Create an Arrow Coder for Beam that allows us to create Ray Datasets
Opened this issue · 3 comments
This coder is the first step to allow us to create Ray Datasets based on Beam PCollections.
fyi @TheNeuralBit
Thanks, I think it's worth tracking this in a Beam issue as well. Could you provide some references for Ray Datasets that would inform how an Arrow encoded PCollection can integrate with it?
theres's very silly superficial stuff I wrote here: https://docs.google.com/document/d/1DcuKhCPnZezIvu9vFMsM4BRdBv0kgAWewOJqRbS42GI/edit#
Specifically, I would say read_datasource
may be a good point to look at - it spins up several Ray Tasks that read individual blocks. Each block is usually stored as a block of Arrow records.

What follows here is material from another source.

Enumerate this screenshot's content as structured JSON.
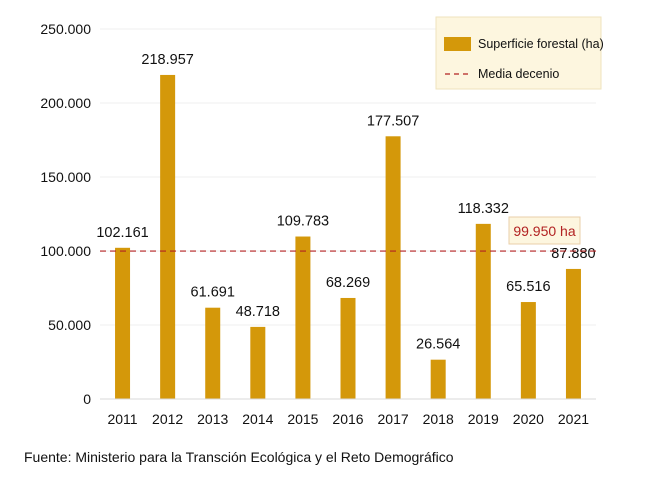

I suppose an integration we could have is something like:
class RayPCollection(beam.PCollection):
def to_dataset(self):
pipeline_result = self.pipeline.run()
pcoll = pipeline_result.get_pcoll(pcoll)
return ray.data.Dataset(BlockList(pcoll.block_list))
or something like that
Beam has a few utilities to convert to-from Beam and Arrow schemas (see here).
A first step would be to write an ArrowRecordBatchCoder
, which can be constructed with a Beam Schema or an Arrow Schema, where each individual element is an Arrow RecordBatch
- Coder interfaces for Beam - https://github.com/apache/beam/blob/master/sdks/python/apache_beam/coders/coders.py
- An example of a Row Coder (complex) and a VarIntCoder (simple)

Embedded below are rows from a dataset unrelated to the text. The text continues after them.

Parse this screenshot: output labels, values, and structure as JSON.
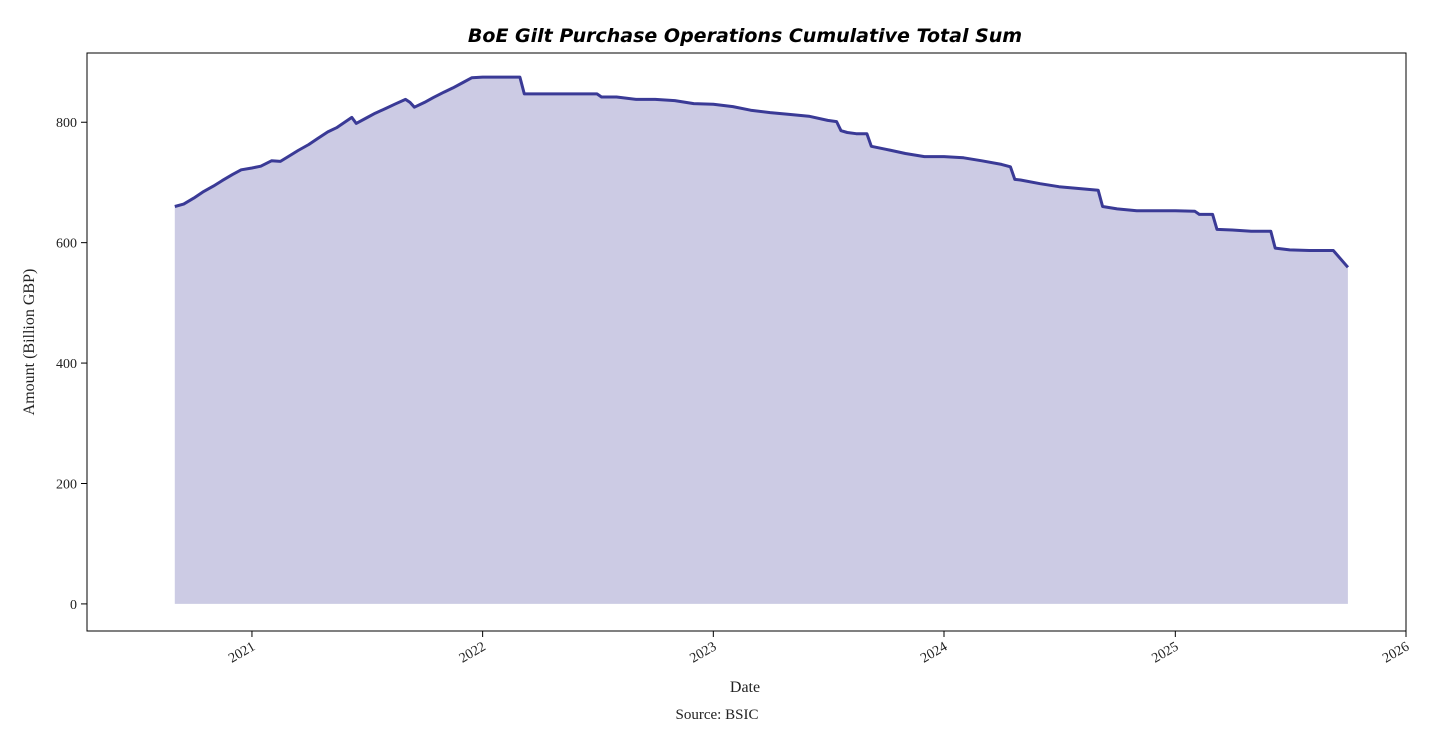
{
  "chart_data": {
    "type": "area",
    "title": "BoE Gilt Purchase Operations Cumulative Total Sum",
    "xlabel": "Date",
    "ylabel": "Amount (Billion GBP)",
    "source": "Source: BSIC",
    "x_ticks": [
      "2021",
      "2022",
      "2023",
      "2024",
      "2025",
      "2026"
    ],
    "y_ticks": [
      0,
      200,
      400,
      600,
      800
    ],
    "xlim": [
      "2020-04-15",
      "2026-01-01"
    ],
    "ylim": [
      -45,
      915
    ],
    "grid": false,
    "legend": "none",
    "colors": {
      "line": "#3a3a96",
      "fill": "#cccbe4"
    },
    "series": [
      {
        "x": [
          "2020-09-01",
          "2020-09-15",
          "2020-10-01",
          "2020-10-15",
          "2020-11-01",
          "2020-11-15",
          "2020-12-01",
          "2020-12-15",
          "2021-01-01",
          "2021-01-15",
          "2021-02-01",
          "2021-02-15",
          "2021-03-01",
          "2021-03-15",
          "2021-04-01",
          "2021-04-15",
          "2021-05-01",
          "2021-05-15",
          "2021-06-01",
          "2021-06-08",
          "2021-06-15",
          "2021-07-01",
          "2021-07-15",
          "2021-08-01",
          "2021-08-15",
          "2021-09-01",
          "2021-09-08",
          "2021-09-15",
          "2021-10-01",
          "2021-10-15",
          "2021-11-01",
          "2021-11-15",
          "2021-12-01",
          "2021-12-15",
          "2022-01-01",
          "2022-02-01",
          "2022-03-01",
          "2022-03-08",
          "2022-04-01",
          "2022-05-01",
          "2022-06-01",
          "2022-07-01",
          "2022-07-08",
          "2022-08-01",
          "2022-09-01",
          "2022-09-08",
          "2022-10-01",
          "2022-11-01",
          "2022-12-01",
          "2023-01-01",
          "2023-02-01",
          "2023-03-01",
          "2023-04-01",
          "2023-05-01",
          "2023-06-01",
          "2023-07-01",
          "2023-07-15",
          "2023-07-22",
          "2023-08-01",
          "2023-08-15",
          "2023-09-01",
          "2023-09-08",
          "2023-10-01",
          "2023-11-01",
          "2023-12-01",
          "2024-01-01",
          "2024-02-01",
          "2024-03-01",
          "2024-04-01",
          "2024-04-15",
          "2024-04-22",
          "2024-05-01",
          "2024-06-01",
          "2024-07-01",
          "2024-08-01",
          "2024-09-01",
          "2024-09-08",
          "2024-10-01",
          "2024-11-01",
          "2024-12-01",
          "2025-01-01",
          "2025-02-01",
          "2025-02-08",
          "2025-03-01",
          "2025-03-08",
          "2025-04-01",
          "2025-05-01",
          "2025-06-01",
          "2025-06-08",
          "2025-07-01",
          "2025-08-01",
          "2025-09-01",
          "2025-09-08",
          "2025-10-01"
        ],
        "values": [
          660,
          664,
          674,
          684,
          694,
          703,
          713,
          721,
          724,
          727,
          736,
          735,
          744,
          753,
          763,
          773,
          784,
          791,
          803,
          808,
          798,
          807,
          815,
          823,
          830,
          838,
          833,
          825,
          833,
          841,
          850,
          857,
          866,
          874,
          875,
          875,
          875,
          847,
          847,
          847,
          847,
          847,
          842,
          842,
          838,
          838,
          838,
          836,
          831,
          830,
          826,
          820,
          816,
          813,
          810,
          803,
          801,
          786,
          783,
          781,
          781,
          760,
          755,
          748,
          743,
          743,
          741,
          736,
          730,
          726,
          705,
          704,
          698,
          693,
          690,
          687,
          660,
          656,
          653,
          653,
          653,
          652,
          647,
          647,
          622,
          621,
          619,
          619,
          591,
          588,
          587,
          587,
          587,
          559
        ]
      }
    ]
  }
}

And then we can write a simple PTransform that takes a Beam PCollection of rows with schema, into a Beam PCollection where each element is an Arrow RecordBatch. (and viceversa)
Then it becomes easier to pass this to Ray's Datasets (and also into Beam from Datasets).
A second step could be to encode Beam Rows as batches of Arrow Records, but we can think about that once we do the first step.